Again, after almost four months since the last release, it is time to announce rsass 0.27.0. There is a bunch of breaking changes and a bunch of improvements.
This time, one change may seem drastic: The rsass crate no longer
contains the command-line program rsass.
Instead, that is now provided by a separate rsass-cli crate.
So you no longer have to enable a commandline
feature, instead you can
install the command line interface with:
: ; cargo install rsass-cli
There is also a new rsass-macros crate. Read on into the Macros section for that.
Macros
In case you just want some to get some constant css from scss source in a
rust project, you can now use a macro for that, and may no longer need a
build.rs.
To use this, you need to add rsass-macros as a dependency.
You should not need rsass as a build dependency anymore.
use rsass_macros:: scss;
const CSS : & str = scss! ( "p { em { font-style: italic; } font: serif; }" );
Now CSS is a regular const &'static str, that can be used any way such
a constant can be used, containing the resulting css code in compressed
format.
(You don’t have to write out the type, I’m just showing it in the example.)
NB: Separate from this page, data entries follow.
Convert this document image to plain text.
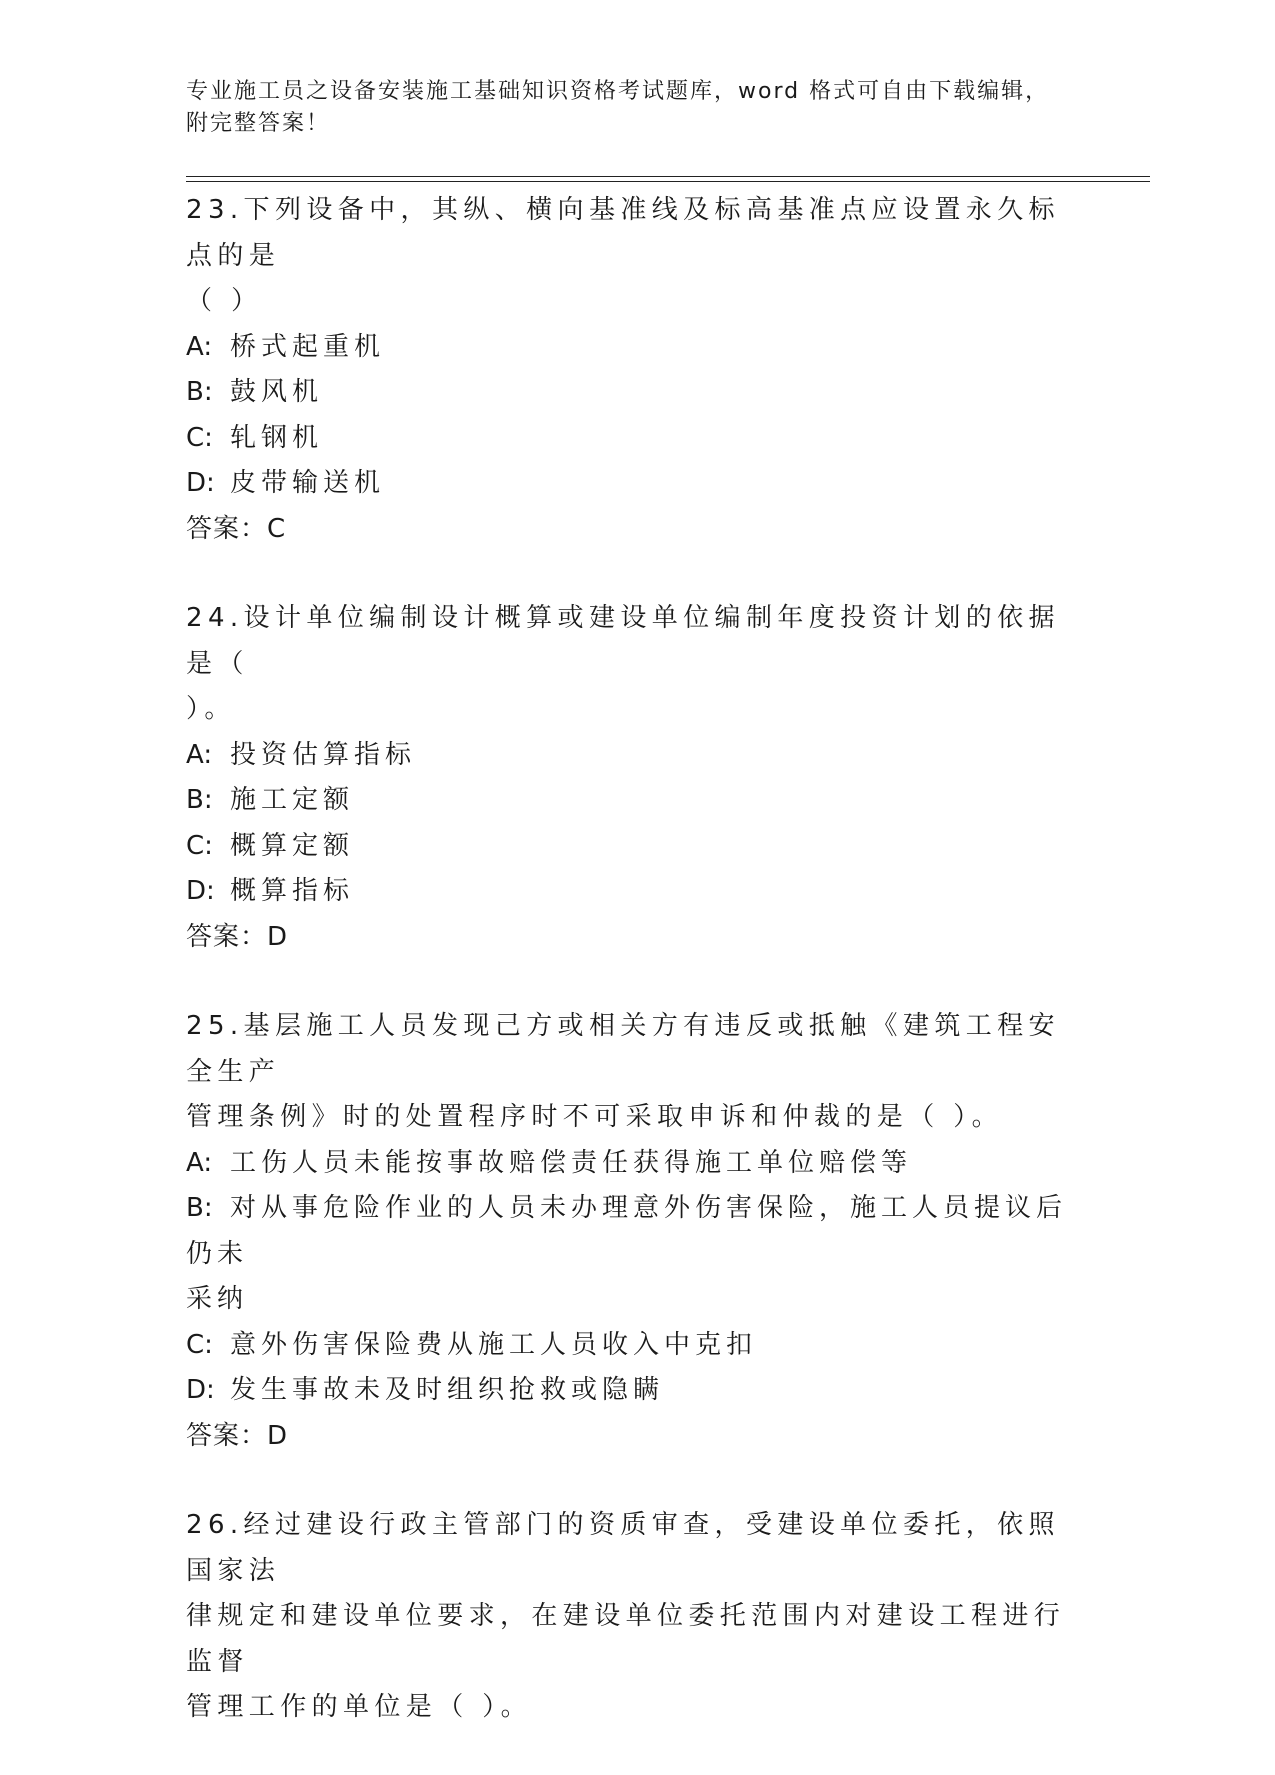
专业施工员之设备安装施工基础知识资格考试题库，word 格式可自由下载编辑，
附完整答案！

23.下列设备中，其纵、横向基准线及标高基准点应设置永久标点的是

（ ）

A: 桥式起重机

B: 鼓风机

C: 轧钢机

D: 皮带输送机

答案：C

24.设计单位编制设计概算或建设单位编制年度投资计划的依据是（

）。

A: 投资估算指标

B: 施工定额

C: 概算定额

D: 概算指标

答案：D

25.基层施工人员发现己方或相关方有违反或抵触《建筑工程安全生产

管理条例》时的处置程序时不可采取申诉和仲裁的是（ ）。

A: 工伤人员未能按事故赔偿责任获得施工单位赔偿等

B: 对从事危险作业的人员未办理意外伤害保险，施工人员提议后仍未

采纳

C: 意外伤害保险费从施工人员收入中克扣

D: 发生事故未及时组织抢救或隐瞒

答案：D

26.经过建设行政主管部门的资质审查，受建设单位委托，依照国家法

律规定和建设单位要求，在建设单位委托范围内对建设工程进行监督

管理工作的单位是（ ）。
I think this is kind of a big deal, since just want some to get some
constant css from scss source in a rust project
was pretty much the main
reason for me to start this project, and is probably still the main reason
for anyone to use it.
If you prefer to keep your scss code in a separate file, you can do so like this:
use rsass_macros:: include_scss;
const CSS : & str = include_scss! ( "resources/example.scss" );
The argument to the include_scss! macros should be a path relative to
the project directory (the directory containing your Cargo.toml file).
Thanks to Frédéric Nieto for contributing the base of this crate.
A css document tree
Previously, the main work-driving routine of rsass, the (private)
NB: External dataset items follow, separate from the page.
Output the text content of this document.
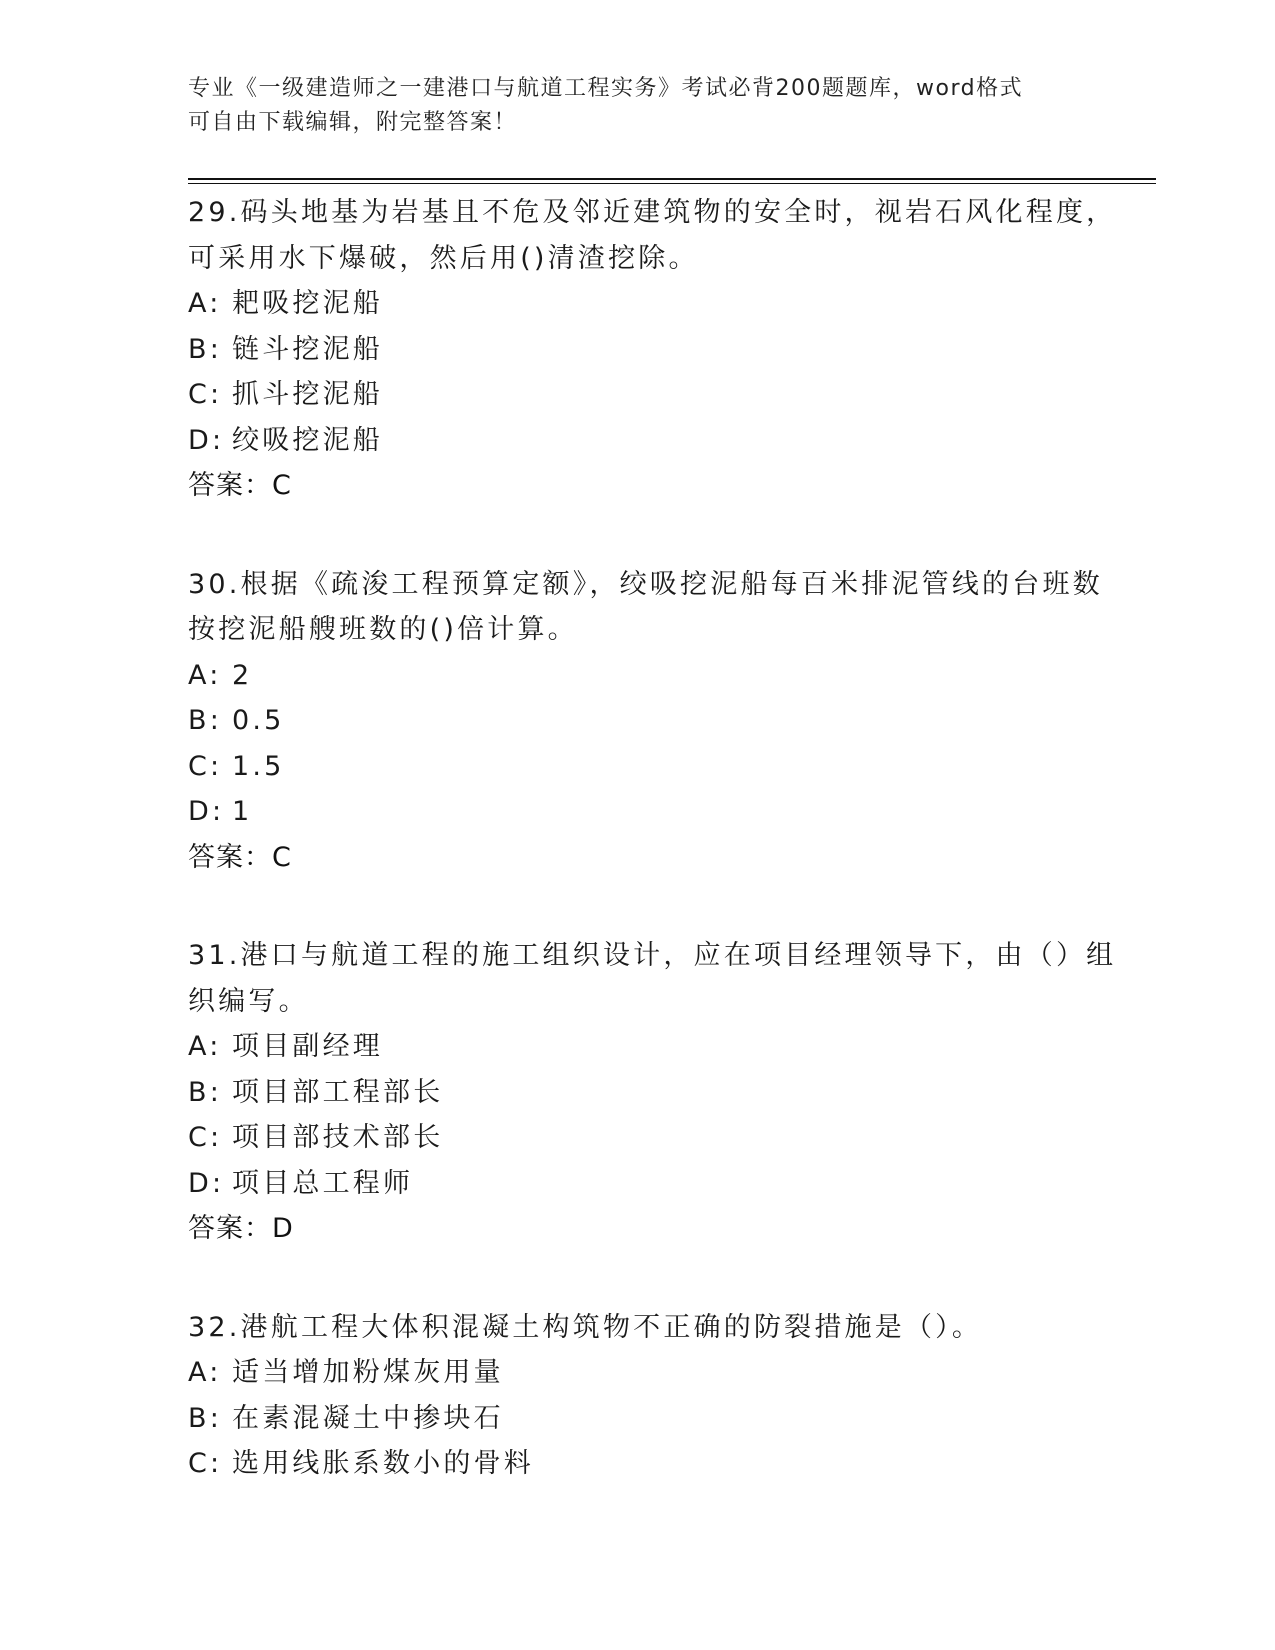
专业《一级建造师之一建港口与航道工程实务》考试必背200题题库，word格式
可自由下载编辑，附完整答案！
29.码头地基为岩基且不危及邻近建筑物的安全时，视岩石风化程度，
可采用水下爆破，然后用()清渣挖除。
A: 耙吸挖泥船
B: 链斗挖泥船
C: 抓斗挖泥船
D: 绞吸挖泥船
答案：C
30.根据《疏浚工程预算定额》，绞吸挖泥船每百米排泥管线的台班数
按挖泥船艘班数的()倍计算。
A: 2
B: 0.5
C: 1.5
D: 1
答案：C
31.港口与航道工程的施工组织设计，应在项目经理领导下，由（）组
织编写。
A: 项目副经理
B: 项目部工程部长
C: 项目部技术部长
D: 项目总工程师
答案：D
32.港航工程大体积混凝土构筑物不正确的防裂措施是（）。
A: 适当增加粉煤灰用量
B: 在素混凝土中掺块石
C: 选用线胀系数小的骨料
output::transform module, worked by looking at each sass::Item and
writing some css output to a Vec<u8> buffer.
Now, it still looks at each sass::Item, but rather than just creating
css text directly, it creates css::Items as needed, and pushes them onto
the current css context.
That context may be a CssData root context, or it may be a special
context in for example an @media rule (which itself creates a
css::Item representing the full at-rule including it’s contents, which
is added to the parent context).
When all of the sass is transformed, the CssData represents the full
resulting css, and can be serialized to a Vec<u8> with its into_buffer
method.
All of this is a refactorization that makes much of the transform code
simpler.
It is also a preparation for supporting the @extend directive:
Now that we have a CssData representation, it is possible to write
methods that query it for existing rules to extend, and to let it contain
placeholder rules which can be queried, but which are ignored by the
into_buffer serialization.
Everything else
There is a bunch of changes related to the SourceFile and SourcePos
types.
The SourcePos used to have a string field containing a copy of the
relevant line.
Now, it holds a SourceFile (which is internally reference-counted)
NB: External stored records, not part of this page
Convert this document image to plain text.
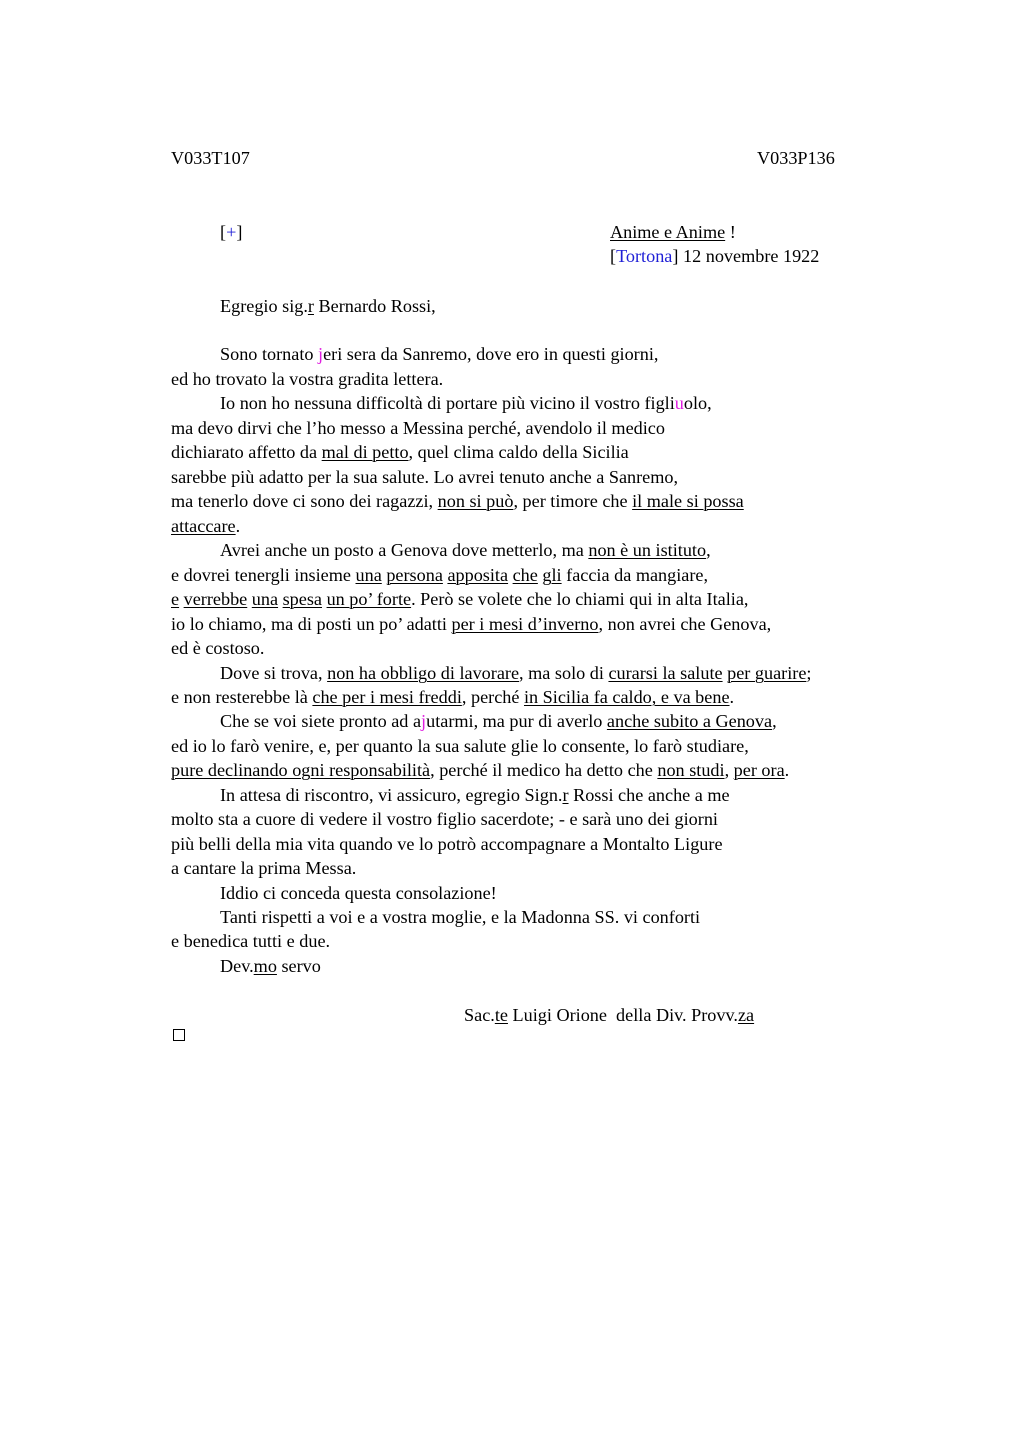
V033T107	V033P136
[+]	Anime e Anime !
[Tortona] 12 novembre 1922
Egregio sig.r Bernardo Rossi,
Sono tornato jeri sera da Sanremo, dove ero in questi giorni,
ed ho trovato la vostra gradita lettera.
Io non ho nessuna difficoltà di portare più vicino il vostro figliuolo,
ma devo dirvi che l’ho messo a Messina perché, avendolo il medico
dichiarato affetto da mal di petto, quel clima caldo della Sicilia
sarebbe più adatto per la sua salute. Lo avrei tenuto anche a Sanremo,
ma tenerlo dove ci sono dei ragazzi, non si può, per timore che il male si possa
attaccare.
Avrei anche un posto a Genova dove metterlo, ma non è un istituto,
e dovrei tenergli insieme una persona apposita che gli faccia da mangiare,
e verrebbe una spesa un po’ forte. Però se volete che lo chiami qui in alta Italia,
io lo chiamo, ma di posti un po’ adatti per i mesi d’inverno, non avrei che Genova,
ed è costoso.
Dove si trova, non ha obbligo di lavorare, ma solo di curarsi la salute per guarire;
e non resterebbe là che per i mesi freddi, perché in Sicilia fa caldo, e va bene.
Che se voi siete pronto ad ajutarmi, ma pur di averlo anche subito a Genova,
ed io lo farò venire, e, per quanto la sua salute glie lo consente, lo farò studiare,
pure declinando ogni responsabilità, perché il medico ha detto che non studi, per ora.
In attesa di riscontro, vi assicuro, egregio Sign.r Rossi che anche a me
molto sta a cuore di vedere il vostro figlio sacerdote; - e sarà uno dei giorni
più belli della mia vita quando ve lo potrò accompagnare a Montalto Ligure
a cantare la prima Messa.
Iddio ci conceda questa consolazione!
Tanti rispetti a voi e a vostra moglie, e la Madonna SS. vi conforti
e benedica tutti e due.
Dev.mo servo
Sac.te Luigi Orione  della Div. Provv.za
instead, so keeping a lot of SourcePos data in the sass and css data
representation should be cheaper in terms of memory use and allocations.
Dart sass improved some numeric handling, so I could too.
I mainly removed some special cases, as the new sass behavior was closer
to the default rust behavior.
There is also new variables $epsilon, $max-safe-integer,
$min-safe-integer, $max-number, and $min-number in sass:math,
now supported by rsass.
There was a bunch of other changes as well. See the changelog for the whole list.